Czas na upublicznienie powiadomienia (dostarczenia do spółki) to do 6 dni sesyjnych i tu pojawia się wielki znak zapytania.....podał do informacji po 2 dniach licząc od pierwszej transakcji !!! Jeżeli chciałby sprzedawać większe ilości towaru lub inni co są w firmie chcieli by to zrobić, to nikt by tego info nie zobaczył dopiero 06.03 byście się tego dowiedzieli... logiczne :-) Więc spadki po upublicznieniu wynikają z szybkich decyzji nieświadomych akcjonariuszy a nie insiderów, ale nie o to w tym chodzi... gość miał 2 powody dlaczego to zrobił ( oczywiście to moje domysły)

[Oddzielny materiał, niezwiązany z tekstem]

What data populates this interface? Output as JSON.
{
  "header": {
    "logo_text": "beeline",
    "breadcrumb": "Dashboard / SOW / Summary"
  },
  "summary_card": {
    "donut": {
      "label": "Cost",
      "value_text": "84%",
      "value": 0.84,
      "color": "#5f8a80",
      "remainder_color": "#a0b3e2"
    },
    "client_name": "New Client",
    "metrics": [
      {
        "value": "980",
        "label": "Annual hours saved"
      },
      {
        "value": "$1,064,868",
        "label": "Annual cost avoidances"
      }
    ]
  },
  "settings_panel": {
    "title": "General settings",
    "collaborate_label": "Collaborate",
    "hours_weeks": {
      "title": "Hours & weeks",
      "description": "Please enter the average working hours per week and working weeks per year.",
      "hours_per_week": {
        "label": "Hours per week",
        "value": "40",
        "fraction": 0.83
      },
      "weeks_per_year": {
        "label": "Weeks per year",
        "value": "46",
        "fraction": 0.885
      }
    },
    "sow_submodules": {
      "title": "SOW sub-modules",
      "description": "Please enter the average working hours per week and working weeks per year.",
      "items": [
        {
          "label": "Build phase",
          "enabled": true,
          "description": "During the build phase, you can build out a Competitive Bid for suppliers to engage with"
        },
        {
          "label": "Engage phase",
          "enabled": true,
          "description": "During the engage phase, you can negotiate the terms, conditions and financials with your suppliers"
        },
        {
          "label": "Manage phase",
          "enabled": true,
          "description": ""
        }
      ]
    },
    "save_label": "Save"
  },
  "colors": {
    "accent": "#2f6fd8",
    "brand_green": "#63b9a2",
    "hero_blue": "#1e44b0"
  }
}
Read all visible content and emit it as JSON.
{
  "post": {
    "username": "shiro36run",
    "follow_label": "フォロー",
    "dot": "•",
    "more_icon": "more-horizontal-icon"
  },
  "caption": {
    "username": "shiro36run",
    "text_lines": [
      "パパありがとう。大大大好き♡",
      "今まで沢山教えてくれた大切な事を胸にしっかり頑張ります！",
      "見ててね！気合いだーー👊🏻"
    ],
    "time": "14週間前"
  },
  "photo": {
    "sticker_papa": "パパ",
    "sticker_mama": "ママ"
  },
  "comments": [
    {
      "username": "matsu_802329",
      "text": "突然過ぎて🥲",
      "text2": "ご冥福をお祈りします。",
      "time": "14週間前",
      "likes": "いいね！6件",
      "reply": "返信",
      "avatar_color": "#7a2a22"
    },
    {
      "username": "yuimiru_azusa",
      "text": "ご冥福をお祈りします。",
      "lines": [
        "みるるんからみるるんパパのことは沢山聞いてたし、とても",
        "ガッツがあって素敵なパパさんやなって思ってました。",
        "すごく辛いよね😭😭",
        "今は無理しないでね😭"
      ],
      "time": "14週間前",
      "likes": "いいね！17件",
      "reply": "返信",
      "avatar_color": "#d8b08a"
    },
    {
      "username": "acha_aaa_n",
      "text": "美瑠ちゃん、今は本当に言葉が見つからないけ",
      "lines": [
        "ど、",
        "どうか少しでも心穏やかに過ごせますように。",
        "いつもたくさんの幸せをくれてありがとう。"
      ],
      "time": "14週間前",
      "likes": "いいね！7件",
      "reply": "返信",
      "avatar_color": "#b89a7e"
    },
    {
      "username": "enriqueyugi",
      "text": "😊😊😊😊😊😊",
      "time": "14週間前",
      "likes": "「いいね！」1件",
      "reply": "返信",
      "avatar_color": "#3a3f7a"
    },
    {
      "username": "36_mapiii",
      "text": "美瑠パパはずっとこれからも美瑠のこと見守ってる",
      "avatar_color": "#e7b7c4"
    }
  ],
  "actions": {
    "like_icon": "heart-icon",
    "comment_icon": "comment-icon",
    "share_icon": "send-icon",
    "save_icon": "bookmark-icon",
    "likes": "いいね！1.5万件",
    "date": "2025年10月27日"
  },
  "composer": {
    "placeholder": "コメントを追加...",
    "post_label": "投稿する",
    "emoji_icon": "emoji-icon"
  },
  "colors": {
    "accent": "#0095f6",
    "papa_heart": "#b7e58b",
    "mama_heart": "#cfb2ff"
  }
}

1. Wyszedł z firmy i specjalnie po sprzedaży odrazu upublicznił swoja decyzje w postaci powiadomienia o transakcjach. Zrobił to celowo aby uwalić kurs ( bo gdyby chciał sprzedawać do uzyskania jak najwyższej ceny to by 6 dni sprzedawał )swoim zachowaniem zrobił syf Panu Piotr Garsteckiemu - obniżając wiarygodność spółki - powinien w trybie natychmiastowym zostać odwołany ze swojego stanowiska bez podania przyczyny ( sprzedaż akcji nie może być przyczyną)
2. Zrozumiał że uwalając kurs , odkupi taniej na słupy i teoretycznie zarobi 3 razy więcej biorąc pod uwagę komercjalizację urządzenia ale również w tym przypadku powinien zostać odsunięty ze stanowiska.
Jeżeli dalej będzie pełnił w firmie stanowisko przewodniczącego RN, to będzie tylko świadczyło o tym że ten ruch został celowo zrobiony po to aby wywołać panikę w celu odkupienia akcji na znacznie niższych poziomach przez cwaniaków z RN - i tutaj niestety mogą zjechać w okolice 70 zł bez najmniejszych przeszkód ( w zależności ile funduszowi TOTAL zostało akcji). Nie zdziwię się jak niedługo zobaczycie powiadomienia o nabyciu akcji :-) Pamiętajcie fundusz może wyjść kiedy chce i nie lamie prawa nawet jak jest związany z kimś ze środka spółki. Jedlno jest pewne ucieszyłem się że zawiadomienie o sprzedaży przyszło tak szybko w zasadzie odrazu, swoją droga zależy im na czasie z odkupowaniem akcji :-) z tym trochę pozytywnym akcentem miłego weekendu.